The Bridgestone tire plant in La Vergne is one of the first companies nationwide to build and man a Severe Weather Control Center that warns employees of approaching severe storms and tornadoes.
The plant, which employs just under 900 team members, is like most large manufacturing plants in that it has few windows.
It's also noisy from running equipments, so employees have little or no warning of impending storms.
“The teammates voiced a concern that they wanted a better higher tech system,” said plant safety manager Bud Hale. “We have a little over 110 or 115 spotters trained for our facility.”
Bridgestone had volunteers attend a National Weather Service storm spotters class for training on how to determine if storms are severe and include a tornado.
“If it's really tracking our way, if we determine it's going to strike our plant, we can take shelter within 3 minutes,” said Bridgestone team member and certified storm spotter Sherman Mosley.
“They're looking for storms that track toward the plant. Here's our plants GPS location,” said Mosley.
A GPS pinpoints the plant's location amidst the national and regional live radar.

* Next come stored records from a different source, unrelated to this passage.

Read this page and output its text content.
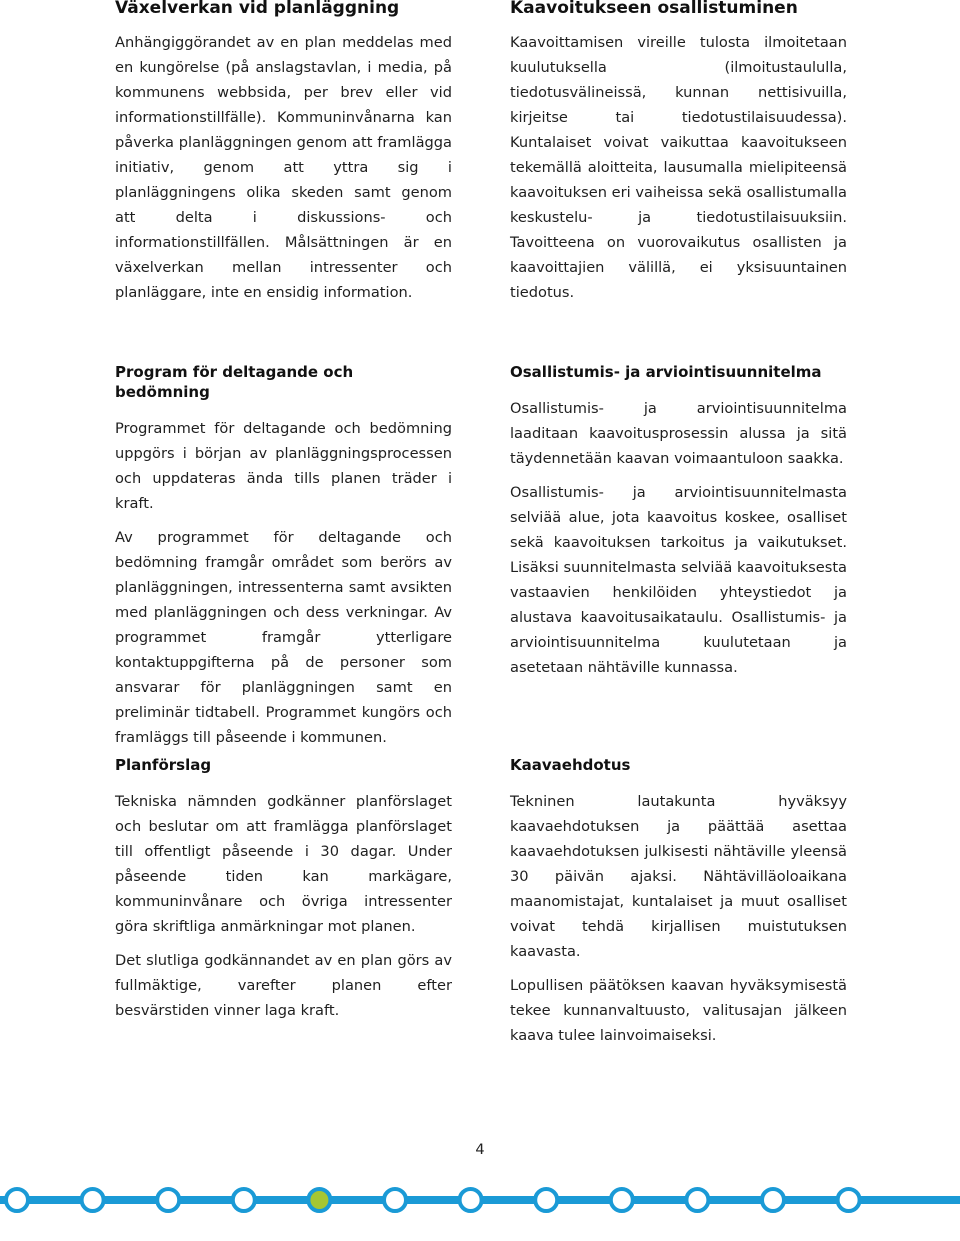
Växelverkan vid planläggning

Anhängiggörandet av en plan meddelas med en kungörelse (på anslagstavlan, i media, på kommunens webbsida, per brev eller vid informationstillfälle). Kommuninvånarna kan påverka planläggningen genom att framlägga initiativ, genom att yttra sig i planläggningens olika skeden samt genom att delta i diskussions- och informationstillfällen. Målsättningen är en växelverkan mellan intressenter och planläggare, inte en ensidig information.

Kaavoitukseen osallistuminen

Kaavoittamisen vireille tulosta ilmoitetaan kuulutuksella (ilmoitustaululla, tiedotusvälineissä, kunnan nettisivuilla, kirjeitse tai tiedotustilaisuudessa). Kuntalaiset voivat vaikuttaa kaavoitukseen tekemällä aloitteita, lausumalla mielipiteensä kaavoituksen eri vaiheissa sekä osallistumalla keskustelu- ja tiedotustilaisuuksiin. Tavoitteena on vuorovaikutus osallisten ja kaavoittajien välillä, ei yksisuuntainen tiedotus.

Program för deltagande och bedömning

Programmet för deltagande och bedömning uppgörs i början av planläggningsprocessen och uppdateras ända tills planen träder i kraft.

Av programmet för deltagande och bedömning framgår området som berörs av planläggningen, intressenterna samt avsikten med planläggningen och dess verkningar. Av programmet framgår ytterligare kontaktuppgifterna på de personer som ansvarar för planläggningen samt en preliminär tidtabell. Programmet kungörs och framläggs till påseende i kommunen.

Osallistumis- ja arviointisuunnitelma

Osallistumis- ja arviointisuunnitelma laaditaan kaavoitusprosessin alussa ja sitä täydennetään kaavan voimaantuloon saakka.

Osallistumis- ja arviointisuunnitelmasta selviää alue, jota kaavoitus koskee, osalliset sekä kaavoituksen tarkoitus ja vaikutukset. Lisäksi suunnitelmasta selviää kaavoituksesta vastaavien henkilöiden yhteystiedot ja alustava kaavoitusaikataulu. Osallistumis- ja arviointisuunnitelma kuulutetaan ja asetetaan nähtäville kunnassa.

Planförslag

Tekniska nämnden godkänner planförslaget och beslutar om att framlägga planförslaget till offentligt påseende i 30 dagar. Under påseende tiden kan markägare, kommuninvånare och övriga intressenter göra skriftliga anmärkningar mot planen.

Det slutliga godkännandet av en plan görs av fullmäktige, varefter planen efter besvärstiden vinner laga kraft.

Kaavaehdotus

Tekninen lautakunta hyväksyy kaavaehdotuksen ja päättää asettaa kaavaehdotuksen julkisesti nähtäville yleensä 30 päivän ajaksi. Nähtävilläoloaikana maanomistajat, kuntalaiset ja muut osalliset voivat tehdä kirjallisen muistutuksen kaavasta.

Lopullisen päätöksen kaavan hyväksymisestä tekee kunnanvaltuusto, valitusajan jälkeen kaava tulee lainvoimaiseksi.

4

Since it takes time to shut down a plant the size of Bridgestone, and turn off the many crucial pieces of equipment that operate the plant, a yellow alarm is sent to the plant floor and to team members IP phone 20 minutes before the storm hits the plant.
That gives operators time to shut down those pieces of equipment.
If the tornado stays together and continues its path to the plant, a red alarm is sent 10 minutes out, to signal workers to seek shelter.
The command center was built in reaction to the April 2011 tornadoes that killed more than 300 people in Alabama, and damaged Bridgestone's distribution center in Lebanon which injured two workers.